Despite the large national sample, the innovative research questions, and the theoretical and applied strengths of this paper, there are limitations to this research. First, the design is cross‐sectional and thus all analyses of change are based on retrospective interpretations of our participants. Asking participants to recall MVPA is more accurate than light intensity activities (Matthews, Moore, George, Sampson, & Bowles, 2012), and a five‐week retrospective assessment during a very unusual moment in history is likely to have considerable validity compared to much longer recall durations (Matthews et al., 2018); still, this is a noteworthy limitation of the findings. The MVPA measures are also self‐report and thus subject to further recall biases. Given that our instruments were accessible only in English, our sampling was reflective of English Canada but did not have full representation in Quebec, which has been compromised severely by COVID‐19 cases and may have added further value to the results. We also included a limited array of social variables as predictors in our study. Further exploration of social support and various social norms (injunctive, moral, descriptive) may prove interesting for a more refined understanding of key social‐level correlates of MVPA during the COVID‐19 restrictions. Finally, while our sample clearly includes heterogeneity among MVPA practices, and inactivity that is even higher than national averages pre‐COVID‐19 (ParticipACTION, 2019), our questionnaire did not include health indicators, so factors like body mass index and chronic health conditions are unknown.

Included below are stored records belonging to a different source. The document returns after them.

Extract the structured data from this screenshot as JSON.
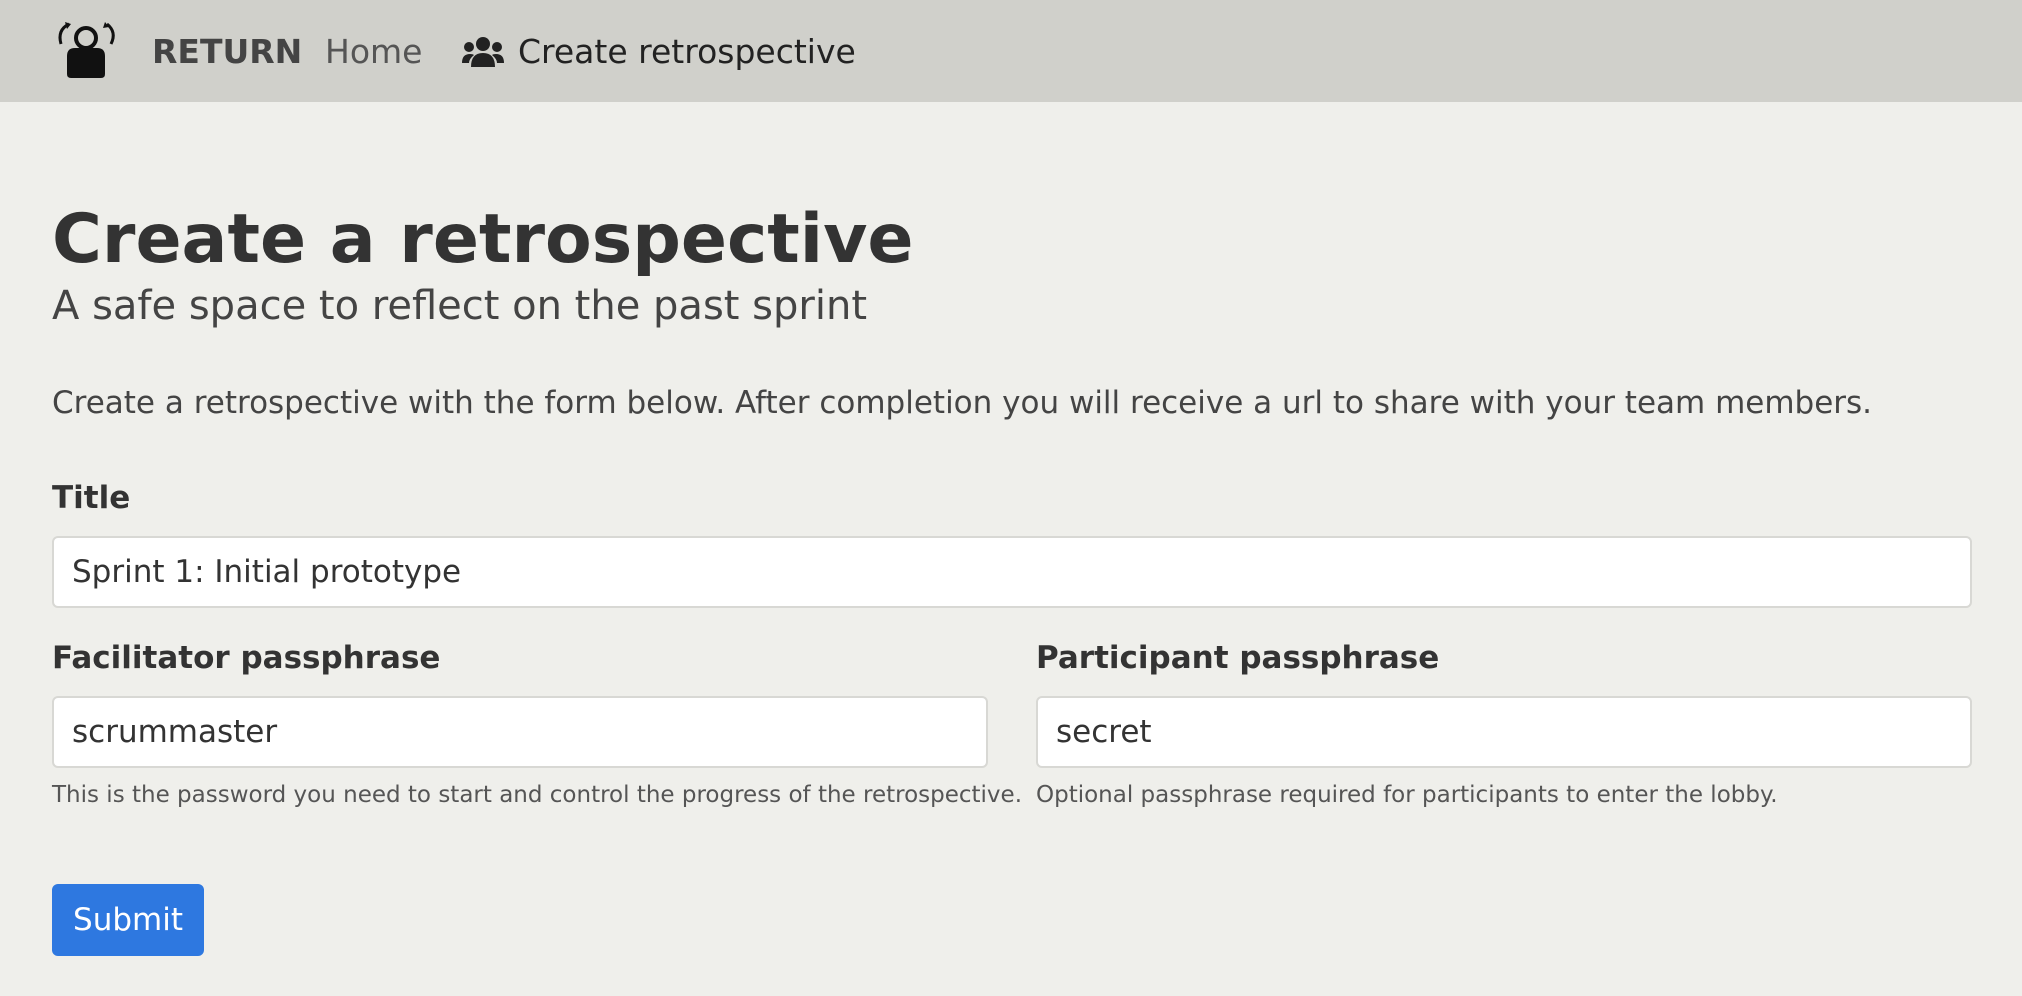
{
  "navbar": {
    "brand": "RETURN",
    "home_label": "Home",
    "create_label": "Create retrospective",
    "logo_icon": "return-logo-icon",
    "create_icon": "users-icon"
  },
  "page": {
    "title": "Create a retrospective",
    "subtitle": "A safe space to reflect on the past sprint",
    "lead": "Create a retrospective with the form below. After completion you will receive a url to share with your team members."
  },
  "form": {
    "title_label": "Title",
    "title_value": "Sprint 1: Initial prototype",
    "facilitator_label": "Facilitator passphrase",
    "facilitator_value": "scrummaster",
    "facilitator_help": "This is the password you need to start and control the progress of the retrospective.",
    "participant_label": "Participant passphrase",
    "participant_value": "secret",
    "participant_help": "Optional passphrase required for participants to enter the lobby.",
    "submit_label": "Submit"
  },
  "colors": {
    "navbar_bg": "#d0d0cb",
    "page_bg": "#efefeb",
    "primary": "#2e78e0"
  }
}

In summary, the COVD‐19 pandemic restrictions have affected engagement in recreation, and daily MVPA. There has clearly been a downward shift in MVPA as a result of the restrictions, yet over half of the Canadians sampled did not perceive the shifts to alter their behavior around international public health guidelines. Psychological theory pertaining to behavioral maintenance (Kwasnicka et al., 2016; Rhodes, 2017) explained the general pattern of results. Identity was the critical predictor, followed by the strength of physical activity habits, strategic planning, and the availability of home equipment. Interventions and messaging focusing on these critical factors may assist in restoring MVPA and preventing further decline.

Conflicts of Interest

The authors have no conflicts of interest relevant to this article to disclose.